Ukraine had not actually taken responsibility for this, but the Kremlin still blamed it.
The attacks followed the astounding success of Ukraine’s counteroffensive, where troops reclaimed huge amounts of land in the east and the south of the country.
Although the air strikes, seen as a display of Moscow’s power, shook Ukraine and the international community, here’s why UK officials still believe things are not going well for Russia.
Strategic errors and staggering costs
Sir Jeremy Fleming, the head of GCHQ, will use a public speech today to say Ukraine is “turning the tide” in the ongoing war, both on the frontline and online.
Speaking at the Royal United Services Institute (RUSI) in London, Fleming is expected to say Russian president Vladimir Putin’s decision making has been “flawed” ever since he failed to seize the capital Kyiv back in February.
“It’s a high-stakes strategy that is leading to strategic errors in judgement.”
He will also point out that all of Russia’s attempts to infiltrate Ukraine over seven months have been undone in just a matter of weeks.
“Their gains are being reversed. The costs to Russia – in people and equipment are staggering.
“We know – and Russian commanders on the ground know – that their supplies and munitions are running out.
“Russia’s forces are exhausted.”
Fleming will also note that the partial mobilisation of Russian reserves (announced in September) will not necessarily strengthen its armed forces.
“The use of prisoners to reinforce and now the mobilisation of tens of thousands of inexperienced conscripts, speaks of a desperate situation.”
Fleming will reference the mass exodus of Russians leaving their home country to escape being drafted into the war effort, too. He will point out that civilians will know they can no longer travel, will have restricted access to modern technology and external influences.
“And they are feeling the extent of the dreadful human cost of his [Putin’s] war of choice,” he is expected to explain.
Messy chain of command
The Ministry of Defence shared a similar take on Russia’s success in its daily Twitter update on the war – although it pinpointed another reason for its struggles.
It explained: “For much of its operation, Russia has likely lacked a single empowered field commander.”
The MoD added that a previous general (Alexandr Dvornikov) is believed to have held the top role between April and August this year, but “it is unclear whether he was able to effectively exercise control over the often disparate and competing groups of forces”.
The newly-appointed general, Sergei Surovikin, is seen as an increased effort from “the Russian national security community to improve the delivery of the operation”.
The MoD continued: “He will have to contest with an increasingly factional Russian MoD which is poorly resources to achieve the political objectives it has been set in Ukraine.”

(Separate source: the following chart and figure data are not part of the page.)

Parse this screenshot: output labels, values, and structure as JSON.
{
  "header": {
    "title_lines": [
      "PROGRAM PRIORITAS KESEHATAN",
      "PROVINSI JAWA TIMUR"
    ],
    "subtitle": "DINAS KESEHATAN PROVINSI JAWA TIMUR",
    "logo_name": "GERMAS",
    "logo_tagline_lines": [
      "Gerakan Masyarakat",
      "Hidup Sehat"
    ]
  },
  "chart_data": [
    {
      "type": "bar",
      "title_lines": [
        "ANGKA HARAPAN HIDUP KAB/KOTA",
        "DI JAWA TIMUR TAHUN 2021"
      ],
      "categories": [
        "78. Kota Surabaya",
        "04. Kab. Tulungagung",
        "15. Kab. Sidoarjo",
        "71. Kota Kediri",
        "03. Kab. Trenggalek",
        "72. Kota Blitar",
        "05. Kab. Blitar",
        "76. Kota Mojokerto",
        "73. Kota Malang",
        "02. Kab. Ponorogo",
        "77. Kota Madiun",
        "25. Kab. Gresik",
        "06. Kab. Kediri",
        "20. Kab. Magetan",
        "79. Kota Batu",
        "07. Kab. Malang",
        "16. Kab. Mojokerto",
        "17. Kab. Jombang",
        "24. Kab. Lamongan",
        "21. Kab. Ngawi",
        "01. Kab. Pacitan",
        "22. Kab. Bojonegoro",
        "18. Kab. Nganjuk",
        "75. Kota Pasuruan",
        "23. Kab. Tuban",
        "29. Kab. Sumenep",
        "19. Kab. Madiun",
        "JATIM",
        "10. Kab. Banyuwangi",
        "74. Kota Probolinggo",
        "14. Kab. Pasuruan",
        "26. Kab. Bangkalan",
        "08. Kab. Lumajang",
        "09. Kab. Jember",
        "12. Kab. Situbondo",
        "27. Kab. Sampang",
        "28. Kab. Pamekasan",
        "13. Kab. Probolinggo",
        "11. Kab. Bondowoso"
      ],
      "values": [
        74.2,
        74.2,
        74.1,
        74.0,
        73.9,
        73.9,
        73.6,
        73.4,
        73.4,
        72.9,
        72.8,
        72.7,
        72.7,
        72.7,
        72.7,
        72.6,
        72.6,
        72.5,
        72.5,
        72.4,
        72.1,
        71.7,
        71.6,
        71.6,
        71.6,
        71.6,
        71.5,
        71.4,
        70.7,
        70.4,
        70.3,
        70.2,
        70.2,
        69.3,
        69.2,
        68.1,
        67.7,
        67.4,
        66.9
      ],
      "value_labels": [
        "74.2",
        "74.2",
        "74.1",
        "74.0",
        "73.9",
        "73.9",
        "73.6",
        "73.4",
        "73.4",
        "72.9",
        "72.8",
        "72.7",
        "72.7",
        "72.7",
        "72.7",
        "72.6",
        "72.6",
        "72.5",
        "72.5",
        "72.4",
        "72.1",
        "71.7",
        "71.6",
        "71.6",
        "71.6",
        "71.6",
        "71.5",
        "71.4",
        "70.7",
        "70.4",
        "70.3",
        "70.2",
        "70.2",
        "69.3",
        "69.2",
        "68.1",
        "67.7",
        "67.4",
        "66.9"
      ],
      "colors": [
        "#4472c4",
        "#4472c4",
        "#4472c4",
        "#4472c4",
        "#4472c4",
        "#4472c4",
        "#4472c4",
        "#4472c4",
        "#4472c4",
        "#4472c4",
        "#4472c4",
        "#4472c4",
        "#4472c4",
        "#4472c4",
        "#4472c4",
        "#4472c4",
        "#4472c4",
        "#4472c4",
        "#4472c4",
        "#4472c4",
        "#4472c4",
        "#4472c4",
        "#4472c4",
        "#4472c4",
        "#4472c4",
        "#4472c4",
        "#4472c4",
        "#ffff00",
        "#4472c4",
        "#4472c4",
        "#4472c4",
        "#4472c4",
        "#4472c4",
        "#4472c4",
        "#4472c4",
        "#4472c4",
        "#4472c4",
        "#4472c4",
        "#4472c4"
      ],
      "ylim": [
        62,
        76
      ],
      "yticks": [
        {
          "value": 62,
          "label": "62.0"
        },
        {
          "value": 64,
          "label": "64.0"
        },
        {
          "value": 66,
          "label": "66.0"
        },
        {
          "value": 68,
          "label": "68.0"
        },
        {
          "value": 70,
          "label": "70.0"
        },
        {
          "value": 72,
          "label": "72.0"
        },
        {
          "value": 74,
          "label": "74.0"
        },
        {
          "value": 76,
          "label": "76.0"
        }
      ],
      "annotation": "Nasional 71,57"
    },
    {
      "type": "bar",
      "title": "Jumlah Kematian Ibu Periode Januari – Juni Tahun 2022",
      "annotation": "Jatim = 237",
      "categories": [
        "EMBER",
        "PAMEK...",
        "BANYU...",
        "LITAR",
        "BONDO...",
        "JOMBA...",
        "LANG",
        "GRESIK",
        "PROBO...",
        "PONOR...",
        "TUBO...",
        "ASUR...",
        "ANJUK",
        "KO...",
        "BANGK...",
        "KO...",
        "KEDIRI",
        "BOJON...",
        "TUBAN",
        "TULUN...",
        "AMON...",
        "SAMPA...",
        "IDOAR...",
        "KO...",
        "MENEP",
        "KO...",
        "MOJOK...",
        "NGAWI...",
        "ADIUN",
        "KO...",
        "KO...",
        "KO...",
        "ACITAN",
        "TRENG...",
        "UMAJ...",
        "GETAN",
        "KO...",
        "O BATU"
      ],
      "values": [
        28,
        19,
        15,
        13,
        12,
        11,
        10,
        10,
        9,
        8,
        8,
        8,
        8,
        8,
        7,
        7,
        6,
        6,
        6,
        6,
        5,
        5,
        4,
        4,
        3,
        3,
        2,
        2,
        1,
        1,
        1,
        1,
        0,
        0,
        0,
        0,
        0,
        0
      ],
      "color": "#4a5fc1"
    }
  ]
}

But, the war is still far from over
Putin is clearly upping his aggression as his efforts on the frontline flounder, meaning the Ukrainian public are likely to suffer.
The UN believes a total of 6,221 Ukrainian civilians have already been killed since Putin invaded in February, and 9,371 injured.
And there are Putin’s ongoing nuclear threats hanging over the war, even though few pundits believe he will actually go ahead with it.
Fleming is also set to warn his audience that the Chinese Communist Party is”learning the lessons” from the Russia’s war in Ukraine.
He will point out that China, after seeing how Moscow has been impacted by Western sanctions since invading Ukraine, could try to protect itself from any similar backlash.
Beijing is believed to be considering a potential invasion of its neighbour Taiwan.
Fleming will claim Beijing could use digital currencies to track transactions, and to protect its economy from the sanctions Moscow is currently facing.